Wir sind im 18. Kapitel, dem letzten Kapitel, in den letzten zwanzig Versen,
Krishna, der Lehrer, sagt Arjuna:
„Höre wieder mein höchstes, das geheimste Wort,
weil ich dich herzlich liebe, werde ich dir sagen, was gut ist.“
Krishna gibt Arjuna jetzt ein Versprechen. Krishna hier identifiziert sich in seiner Gestalt als Manifestation Gottes. Er wechselt in der BhG öfters den Standpunkt, mal spricht er wie ein Freund, mal wie ein Meister, und manchmal eben als Manifestation Gottes.
Und wir können davon ausgehen, letztlich Gott liebt uns, und wir können Gott lieben.
Und wir können auch davon überzeugt sein, dass letztlich das geschieht, was gut für uns ist.
Nicht immer das, was angenehm für uns ist, aber das, was gut für uns ist.

65. Vers :
„Richte deinen Geist auf mich, sei Mir ergeben, opfere mir und verneige dich vor mir.
Du wirst zu mir gelangen. Wahrlich, ich gebe dir das Versprechen, denn du bist mir lieb.“
Das ist also jetzt wie eine Essenz der Lehren, wir können unseren Geist ganz auf Gott richten.
Wenn Krishna in diesem Vers von „Mich“ spricht, meint er nicht sich als historische Gestalt, die vielleicht vor 5000 Jahren gelebt hat, sondern als Manifestation Gottes. Vyasa, der der Autor der BhG ist, spricht göttlich inspiriert.

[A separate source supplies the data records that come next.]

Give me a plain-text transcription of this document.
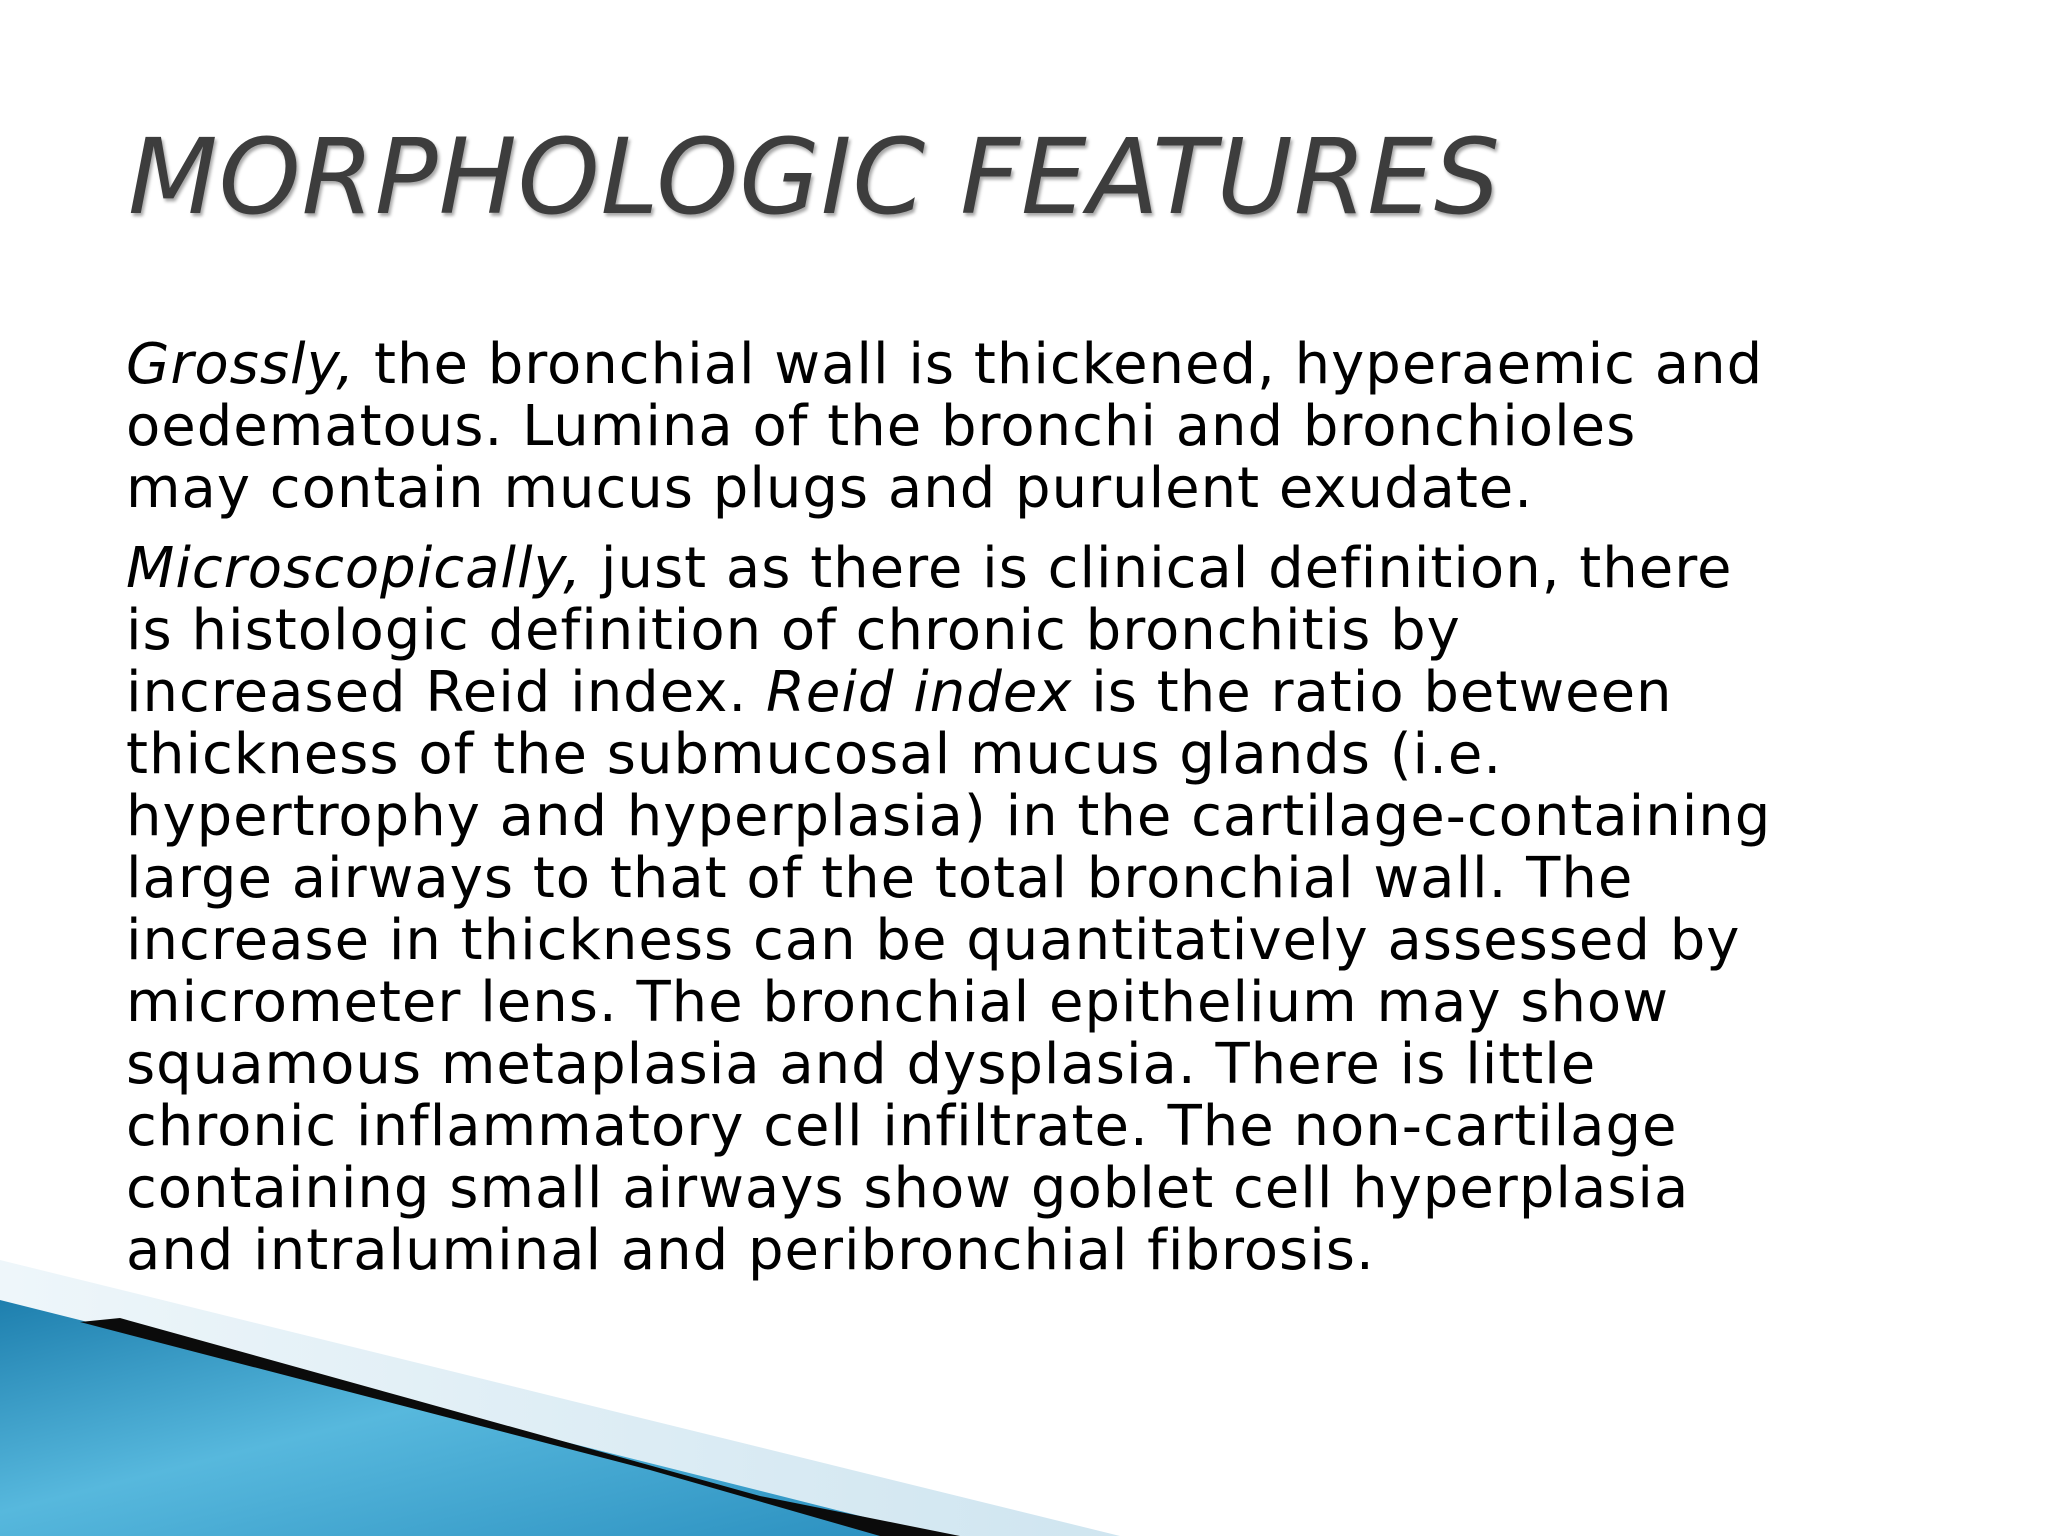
MORPHOLOGIC FEATURES

Grossly, the bronchial wall is thickened, hyperaemic and
oedematous. Lumina of the bronchi and bronchioles
may contain mucus plugs and purulent exudate.

Microscopically, just as there is clinical definition, there
is histologic definition of chronic bronchitis by
increased Reid index. Reid index is the ratio between
thickness of the submucosal mucus glands (i.e.
hypertrophy and hyperplasia) in the cartilage-containing
large airways to that of the total bronchial wall. The
increase in thickness can be quantitatively assessed by
micrometer lens. The bronchial epithelium may show
squamous metaplasia and dysplasia. There is little
chronic inflammatory cell infiltrate. The non-cartilage
containing small airways show goblet cell hyperplasia
and intraluminal and peribronchial fibrosis.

„Richte deinen Geist auf mich“ – also wir können unseren Geist ganz auf Gott richten,
immer wieder uns an Gott erinnern, immer wieder uns bewusst machen: ja, hinter allem steckt Gott. Sei mir ergeben, sagt er. Und wir können immer wieder sagen:
Nicht mein Wille geschehe, dein Wille geschehe.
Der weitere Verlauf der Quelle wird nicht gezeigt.